Let's look at why translation clients give feedback like this and come up with a strategy to help you prevent it altogether.
Translation clients are like worried parents
When clients get back to you with the translation nit-picks, it's generally from fear.
Their document is important--for their company, for their reputation--and they care about it.
However, they often don't fully master the target language (i.e., your mother tongue), so they worry over any detail that triggers uncertainty.
That's why, as a translation professional, you need to show that you care, and in ways that go beyond language.
How do you do that?
By proactively treating their texts like babies.
Empathize with the parent
So many translators act like casual babysitters who just sit their charges in front of the TV, feed them some junk, and relax.
This is why translation buyers get so antsy about your service. First, you need to recognize these signs for what they are: anxiety.
This anxiety has nothing to do with you, so you need to avoid taking it personally.
And you don’t get rid of your prospect’s anxiety by pretending it doesn’t exist, or worse, by complaining about or badmouthing your client to others.
Instead, you act like a professional and meet that anxiety head on.
How could you, if you were a daycare provider, assuage the anxieties of a worried parent?
Give a quick tour of the daycare facilities
Provide a list of rules and expectations
Show the escape route for emergencies
Tell them about your great childhood development reports and updates
Describe your constant improvement plan
In other words, you put everything on the table with a list of clear expectations, activities, logic, approaches, and Plan B's.
And you can do the same with your translation practice:
Give your client a tour of your translation approach (your goals with your text, the kinds of business outcomes you help with)
Provide them with a list of clear expectations (hopefully in the form of a contract)
Have other translators back you up if you get sick or have an emergency
Explain how you will proactively update your client about your milestones
Tell them how you will update a database with their preferred style and terms
This approach goes a long way to easing your client's anxiety.
When they feel reassured, they won't feel the need to nitpick.

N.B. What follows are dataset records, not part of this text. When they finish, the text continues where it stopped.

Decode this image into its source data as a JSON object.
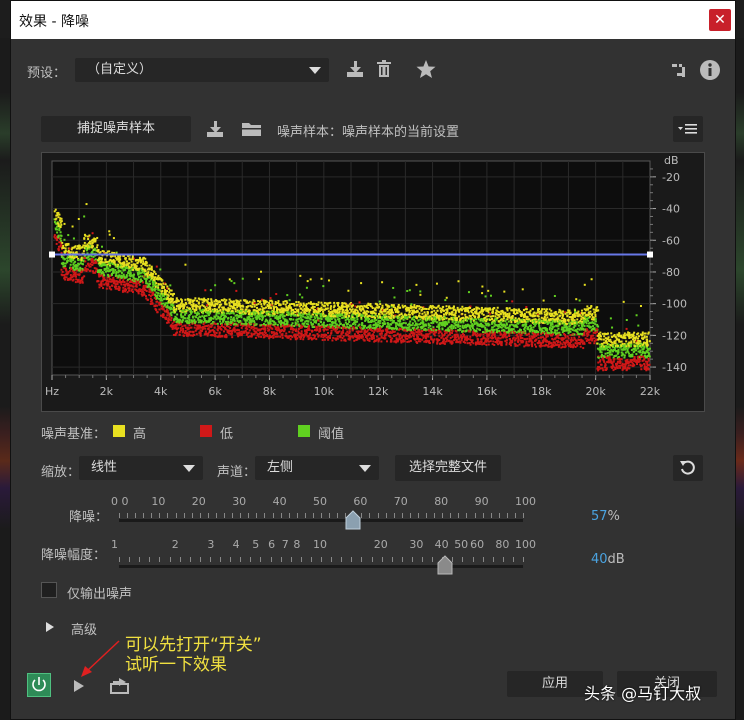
{
  "window": {
    "title": "效果 - 降噪",
    "close_glyph": "✕"
  },
  "preset": {
    "label": "预设：",
    "value": "（自定义）"
  },
  "capture": {
    "button_label": "捕捉噪声样本",
    "sample_label": "噪声样本：噪声样本的当前设置"
  },
  "graph": {
    "db_unit": "dB",
    "y_ticks": [
      "-20",
      "-40",
      "-60",
      "-80",
      "-100",
      "-120",
      "-140"
    ],
    "x_ticks": [
      "Hz",
      "2k",
      "4k",
      "6k",
      "8k",
      "10k",
      "12k",
      "14k",
      "16k",
      "18k",
      "20k",
      "22k"
    ],
    "threshold_db": -69,
    "colors": {
      "high": "#e8e020",
      "low": "#d01818",
      "threshold": "#60d020",
      "line": "#6878e8"
    }
  },
  "legend": {
    "title": "噪声基准：",
    "high": "高",
    "low": "低",
    "threshold": "阈值"
  },
  "scale": {
    "label": "缩放：",
    "value": "线性"
  },
  "channel": {
    "label": "声道：",
    "value": "左侧"
  },
  "select_file": "选择完整文件",
  "noise_reduction": {
    "label": "降噪：",
    "ticks": [
      "0 0",
      "10",
      "20",
      "30",
      "40",
      "50",
      "60",
      "70",
      "80",
      "90",
      "100"
    ],
    "value": "57",
    "unit": "%"
  },
  "reduce_by": {
    "label": "降噪幅度：",
    "ticks": [
      "1",
      "2",
      "3",
      "4",
      "5",
      "6",
      "7",
      "8",
      "10",
      "20",
      "30",
      "40",
      "50",
      "60",
      "80",
      "100"
    ],
    "value": "40",
    "unit": "dB"
  },
  "output_noise_only": "仅输出噪声",
  "advanced": "高级",
  "annotation": {
    "line1": "可以先打开“开关”",
    "line2": "试听一下效果"
  },
  "apply": "应用",
  "close_label": "关闭",
  "watermark": "头条 @马钉大叔"
}
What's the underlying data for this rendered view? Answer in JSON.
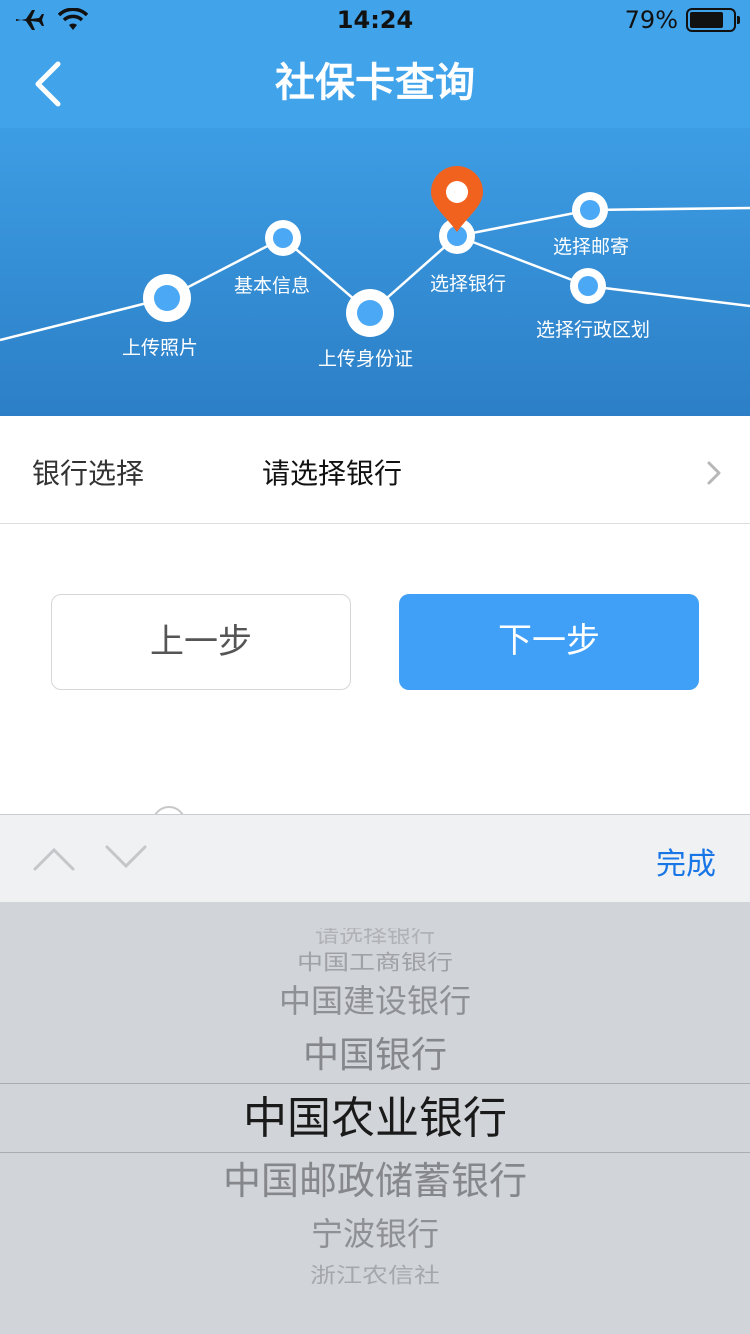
{
  "status_bar": {
    "time": "14:24",
    "battery_text": "79%",
    "battery_level": 0.79,
    "icons": [
      "airplane-icon",
      "wifi-icon",
      "battery-icon"
    ]
  },
  "nav": {
    "title": "社保卡查询",
    "back_icon": "chevron-left-icon"
  },
  "progress": {
    "steps": [
      {
        "label": "上传照片"
      },
      {
        "label": "基本信息"
      },
      {
        "label": "上传身份证"
      },
      {
        "label": "选择银行",
        "current": true
      },
      {
        "label": "选择邮寄"
      },
      {
        "label": "选择行政区划"
      }
    ],
    "current_marker_icon": "map-pin-icon"
  },
  "form": {
    "bank_label": "银行选择",
    "bank_value": "请选择银行",
    "chevron_icon": "chevron-right-icon"
  },
  "buttons": {
    "prev": "上一步",
    "next": "下一步"
  },
  "toolbar": {
    "up_icon": "chevron-up-icon",
    "down_icon": "chevron-down-icon",
    "done": "完成"
  },
  "picker": {
    "options": [
      "请选择银行",
      "中国工商银行",
      "中国建设银行",
      "中国银行",
      "中国农业银行",
      "中国邮政储蓄银行",
      "宁波银行",
      "浙江农信社"
    ],
    "selected": "中国农业银行"
  },
  "colors": {
    "brand": "#41a3ea",
    "primary_button": "#40a0f8",
    "marker": "#f2621f",
    "link": "#1976e6"
  }
}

Be your client's best caregiver
As a translator, you can’t just act like the casual steward of your client’s text.
You need to be a very caring, attentive, thoughtful, creative, enriching caregiver whose texts, like children home from a happy daycare, come out better for the experience.
If you get your professional process out in the open and treat your texts like the developing children like they are, your client will appreciate your professionalism.
They won't think about nit-picking again.